O insanlar bir hurmayla bir gün geçirirlermiş, günlerce aç dururlarmış. Üç gün, beş gün, yedi gün yemek yemedikleri olurmuş. Çok sıkıntılar çekerlermiş. Bundan otuz-kırk yıl önce Medine-i Münevvere'de yaşayan arkadaşların büyükleri, babaları, yaşlılar anlatıyorlar:
"Burada kurtsuz buğday, kurtsuz un yoktu. Ekmekler hep onlardan yapılırdı. Bilirdik; böcekli, kurtlu ama yerdik. Başka türlü mümkün değildi; çünkü depolama imkânı yoktu. Gelen, gelinceye kadar kurtlanıyordu. Sıcak su, soğuk su yoktu. Mevcut şeyleri tulumlarda ne kadar soğutabilirsek onu içerdik. Geceleyin soğutma, aircondition imkânımız yoktu; yukarıdan aşağıya bir teneke su boşaltırdık, ıslanırdık; yatağın içine de bir teneke su boşaltır, yatağı da ıslatırdık, yatardık. Onlar kuruyuncaya kadar yarım saat uyuyabilirdik. Yarım saat sonra onlar kuruduktan sonra yine sıcaktan çırpınarak öyle kalkardık." diyorlar.

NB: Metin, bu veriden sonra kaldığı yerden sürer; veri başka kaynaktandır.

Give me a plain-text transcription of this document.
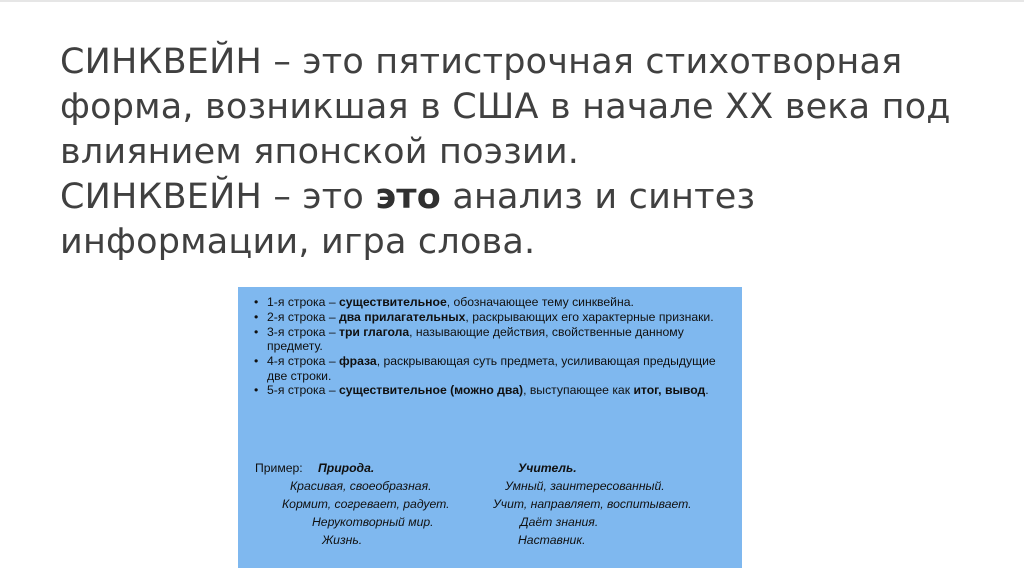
СИНКВЕЙН – это пятистрочная стихотворная
форма, возникшая в США в начале XX века под
влиянием японской поэзии.
СИНКВЕЙН – это это анализ и синтез
информации, игра слова.
• 1-я строка – существительное, обозначающее тему синквейна.
• 2-я строка – два прилагательных, раскрывающих его характерные признаки.
• 3-я строка – три глагола, называющие действия, свойственные данному предмету.
• 4-я строка – фраза, раскрывающая суть предмета, усиливающая предыдущие две строки.
• 5-я строка – существительное (можно два), выступающее как итог, вывод.
Пример: Природа.	Учитель.
Красивая, своеобразная.
Кормит, согревает, радует.
Нерукотворный мир.
Жизнь.
Умный, заинтересованный.
Учит, направляет, воспитывает.
Даёт знания.
Наставник.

Şimdi tabi aircondition var, ulaşım var, üretim var; yiyoruz, içiyoruz, keyfimize bakıyoruz. Eskilerin hallerini bilmiyoruz. Ama eskiler o yoklukta diyorlar ki; "Depolamak yok; depolamaktan kaçınmak prensibi var." Nesi varsa; "Sen hele yanındaki çuvalı ver bakalım; fukaraya bir dağıt bakalım, herkesin bu akşam bir karnı doysun. Sen bir aylık gıdayı yanına depo edeceğine, bu akşam kırk-elli kişinin karnı doysun." denilirdi.
"Yarın ben ne yapacağım?"
"Allah kerim. Yarın yeni bir rızk gelir." diyorlardı.
Depolamak ayıptı.
Kadının birisi, derviş bir hatun, derviş bir efendiye varmış; onu nikâhına istemiş.
Ne diye varmış?
"İyi bir derviş, ârif bir kimse" diye varmış. Evlenmişler. Bir de bakmış ki dolabında yiyecek-içecek var.
"Seni sahtekâr seni, ben de seni derviş sanıyordum! Sen evinde yemek depo ediyormuşsun!" demiş. Beğenmemiş; sonu nasıl olduysa artık... Eskilerin hâli böyleydi.
Allah u Teâla Hazretleri cümlenizden razı olsun. Cümlenizi Peygamber Efendimiz'in sevgisine, şefaatine, iltifatına nail eylesin. Peygamber Efendimiz'in has ümmeti olmanızı nasip eylesin. Dünya ve ahiretin her türlü tehlikelerinden koruyup, dünya ve ahiretin her türlü hayırlarına erdirdiği kullarından eylesin. Firdevs-i Âlâ’da Peygamber-i Zişan’ımıza cümlenizi komşu eylesin. Cennet nimetleriyle mütena'im eylesin.